Podocarpus Bonsai Tree Care Guide
Podocarpus macrophyllus is a slow-growing evergreen also known as Yew and Buddhist Pine. This native of China and Japan may grow to 40 to 50 feet tall in its natural habitat and is popular as a bonsai because of its graceful elegance and easy care.
The foliage on this tree resembles needles but is actually comprised of leathery green flattened leaves about two inches long. The bark tends toward a gorgeous cinnamon shade, and the trunk bears a gentle curvature. The tree may produce fruit that is green to purple, darkening to black by fall.
The Yew prefers warmer temperatures and should not be in an environment that dips below 55 degrees Fahrenheit. This tree likes a lot of light so if grown indoors should spend plenty of time in a sunny window. When outside, give protection from hot summer afternoons as the leaves could become burned. Podocarpus does not enjoy dry heat, so misting or the use of a humidity tray (a shallow tray of water filled with stones or other buffering material to keep the plant from sitting in water) can be useful in dryer areas.
Buddhist Pine bonsai should be kept moist enough so that the root ball does not dry out, but not so saturated that root rot becomes a problem. It is not a drought-tolerant tree, so careful attention should be paid to the moisture level of the soil. Gray needles can indicate over-watering.
Podocarpus bonsai love fertilizer cakes and fish emulsion. If grown indoors the odor may be too much; in that case apply a liquid bonsai formula every other week during the spring and summer and every six weeks in the winter. This tree will also do well with chelated iron dosed twice a year, as well as being watered for about a week with a blend of one tablespoon Epsom salts in one gallon of water.
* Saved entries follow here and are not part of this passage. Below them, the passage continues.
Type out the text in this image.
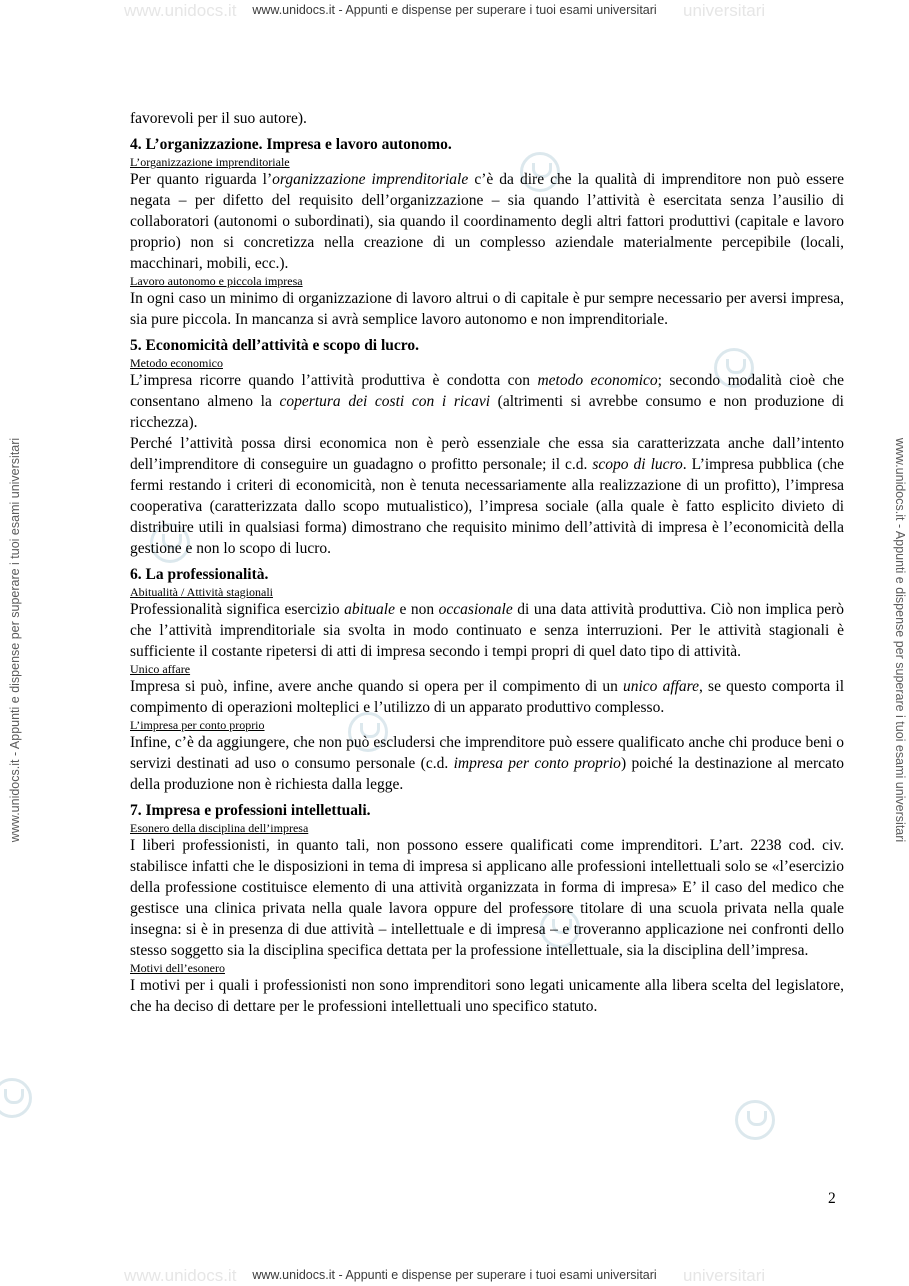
www.unidocs.it	universitari
www.unidocs.it - Appunti e dispense per superare i tuoi esami universitari
www.unidocs.it	universitari
www.unidocs.it - Appunti e dispense per superare i tuoi esami universitari
www.unidocs.it - Appunti e dispense per superare i tuoi esami universitari	www.unidocs.it - Appunti e dispense per superare i tuoi esami universitari

favorevoli per il suo autore).

4. L’organizzazione. Impresa e lavoro autonomo.
L’organizzazione imprenditoriale

Per quanto riguarda l’organizzazione imprenditoriale c’è da dire che la qualità di imprenditore non può essere negata – per difetto del requisito dell’organizzazione – sia quando l’attività è esercitata senza l’ausilio di collaboratori (autonomi o subordinati), sia quando il coordinamento degli altri fattori produttivi (capitale e lavoro proprio) non si concretizza nella creazione di un complesso aziendale materialmente percepibile (locali, macchinari, mobili, ecc.).

Lavoro autonomo e piccola impresa

In ogni caso un minimo di organizzazione di lavoro altrui o di capitale è pur sempre necessario per aversi impresa, sia pure piccola. In mancanza si avrà semplice lavoro autonomo e non imprenditoriale.

5. Economicità dell’attività e scopo di lucro.
Metodo economico

L’impresa ricorre quando l’attività produttiva è condotta con metodo economico; secondo modalità cioè che consentano almeno la copertura dei costi con i ricavi (altrimenti si avrebbe consumo e non produzione di ricchezza).

Perché l’attività possa dirsi economica non è però essenziale che essa sia caratterizzata anche dall’intento dell’imprenditore di conseguire un guadagno o profitto personale; il c.d. scopo di lucro. L’impresa pubblica (che fermi restando i criteri di economicità, non è tenuta necessariamente alla realizzazione di un profitto), l’impresa cooperativa (caratterizzata dallo scopo mutualistico), l’impresa sociale (alla quale è fatto esplicito divieto di distribuire utili in qualsiasi forma) dimostrano che requisito minimo dell’attività di impresa è l’economicità della gestione e non lo scopo di lucro.

6. La professionalità.
Abitualità / Attività stagionali

Professionalità significa esercizio abituale e non occasionale di una data attività produttiva. Ciò non implica però che l’attività imprenditoriale sia svolta in modo continuato e senza interruzioni. Per le attività stagionali è sufficiente il costante ripetersi di atti di impresa secondo i tempi propri di quel dato tipo di attività.

Unico affare

Impresa si può, infine, avere anche quando si opera per il compimento di un unico affare, se questo comporta il compimento di operazioni molteplici e l’utilizzo di un apparato produttivo complesso.

L’impresa per conto proprio

Infine, c’è da aggiungere, che non può escludersi che imprenditore può essere qualificato anche chi produce beni o servizi destinati ad uso o consumo personale (c.d. impresa per conto proprio) poiché la destinazione al mercato della produzione non è richiesta dalla legge.

7. Impresa e professioni intellettuali.
Esonero della disciplina dell’impresa

I liberi professionisti, in quanto tali, non possono essere qualificati come imprenditori. L’art. 2238 cod. civ. stabilisce infatti che le disposizioni in tema di impresa si applicano alle professioni intellettuali solo se «l’esercizio della professione costituisce elemento di una attività organizzata in forma di impresa» E’ il caso del medico che gestisce una clinica privata nella quale lavora oppure del professore titolare di una scuola privata nella quale insegna: si è in presenza di due attività – intellettuale e di impresa – e troveranno applicazione nei confronti dello stesso soggetto sia la disciplina specifica dettata per la professione intellettuale, sia la disciplina dell’impresa.

Motivi dell’esonero

I motivi per i quali i professionisti non sono imprenditori sono legati unicamente alla libera scelta del legislatore, che ha deciso di dettare per le professioni intellettuali uno specifico statuto.

2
Styles – Yew bonsai are suitable for a variety of shapes including formal upright, informal upright, literati, slanting, group, and root-over-rock.
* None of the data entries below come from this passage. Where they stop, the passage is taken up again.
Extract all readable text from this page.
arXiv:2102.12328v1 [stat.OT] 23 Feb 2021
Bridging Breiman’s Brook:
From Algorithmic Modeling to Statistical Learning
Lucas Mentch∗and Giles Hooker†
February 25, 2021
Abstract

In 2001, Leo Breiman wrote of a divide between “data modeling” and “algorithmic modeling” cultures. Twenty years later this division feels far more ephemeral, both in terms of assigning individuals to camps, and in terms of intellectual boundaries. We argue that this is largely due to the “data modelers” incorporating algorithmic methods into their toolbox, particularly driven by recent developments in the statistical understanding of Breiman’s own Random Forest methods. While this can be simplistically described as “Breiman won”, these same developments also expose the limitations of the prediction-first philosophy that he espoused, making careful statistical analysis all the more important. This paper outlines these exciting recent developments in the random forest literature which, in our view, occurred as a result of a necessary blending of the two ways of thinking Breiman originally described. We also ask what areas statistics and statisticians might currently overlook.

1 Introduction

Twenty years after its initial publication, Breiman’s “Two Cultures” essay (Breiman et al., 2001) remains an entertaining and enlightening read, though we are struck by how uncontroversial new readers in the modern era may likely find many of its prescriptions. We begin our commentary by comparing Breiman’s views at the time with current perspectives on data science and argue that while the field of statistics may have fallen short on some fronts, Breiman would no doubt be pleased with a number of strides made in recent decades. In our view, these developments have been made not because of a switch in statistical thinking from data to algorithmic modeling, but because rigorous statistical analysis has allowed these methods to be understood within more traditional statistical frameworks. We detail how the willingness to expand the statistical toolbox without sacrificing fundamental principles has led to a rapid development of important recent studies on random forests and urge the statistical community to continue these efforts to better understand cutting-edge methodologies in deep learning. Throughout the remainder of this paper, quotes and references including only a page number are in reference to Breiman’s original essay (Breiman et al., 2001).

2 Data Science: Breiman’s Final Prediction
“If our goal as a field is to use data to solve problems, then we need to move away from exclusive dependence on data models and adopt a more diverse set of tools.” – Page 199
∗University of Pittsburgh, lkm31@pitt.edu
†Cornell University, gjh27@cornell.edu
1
This tree can be encouraged to develop side branching by aggressive pruning, which stimulates vigorous back budding. Pinch back growth as desired according to the shape you're trying to achieve, and remove large leaves. Pinching off half of the bud will result in leaf reduction; do not cut the leaves because they will brown and it may not result in a smaller leaf growing back.
Wiring may be carried out on Podocarpus, however it should be done cautiously as older wood tends to become rigid and break if bent too far. Leave wires in place for two to three months, monitoring frequently for signs of the wire cutting into the bark.
Driftwood incorporated into the area at the base of the trunk makes an especially striking design element with this species.
The Yew may be propagated easily by way of cuttings. Take softwood cuttings and place them in water until you see roots, then move them into a good quality, well-draining soil made for bonsai. Hardwood cuttings may be used but they will require rooting hormone and possibly bottom heat. It is possible to grow this tree from seeds, if you can obtain them.
Repot this specimen in the spring, every three to four years. Be judicious with root pruning – about ten percent removal is sufficient. Replant in slightly acidic, well-draining soil.
Insects/Pests & Diseases:
Podocarpus macrophyllus is susceptible to a number of pests and problems, namely sooty mold caused by sucking insects like aphids, scale, and mealy bugs. Watch carefully for signs of spots that looks like dirt on the leaves and branches of the tree. This could indicate the presence of sooty mold – a fungus that grows on the honeydew (sticky, sweet substance) left behind by these insects.
If you do see sooty mold, it's important to understand that a fungicide will not cure the problem. You must eradicate the pests, then the fungus will usually go away on its own. If you see any of these sucking bugs on your bonsai (mealy bugs can sometimes only be seen on the roots, although they can appear as little white dots at the bases of leaves as well) immediately give the plant a rinse in a jet stream of water. Then spray with a solution of a teaspoon of liquid dish soap in a quart of water. Rinse the plant with plain water after the soapy bath.
Scale will need to be removed one at a time by hand or by applying rubbing alcohol to their hard outer shell.
If the fungus does not begin to subside shortly, an insecticide may be necessary. Do not wait too long to treat the bonsai, as sooty mold can overtake a plant very quickly.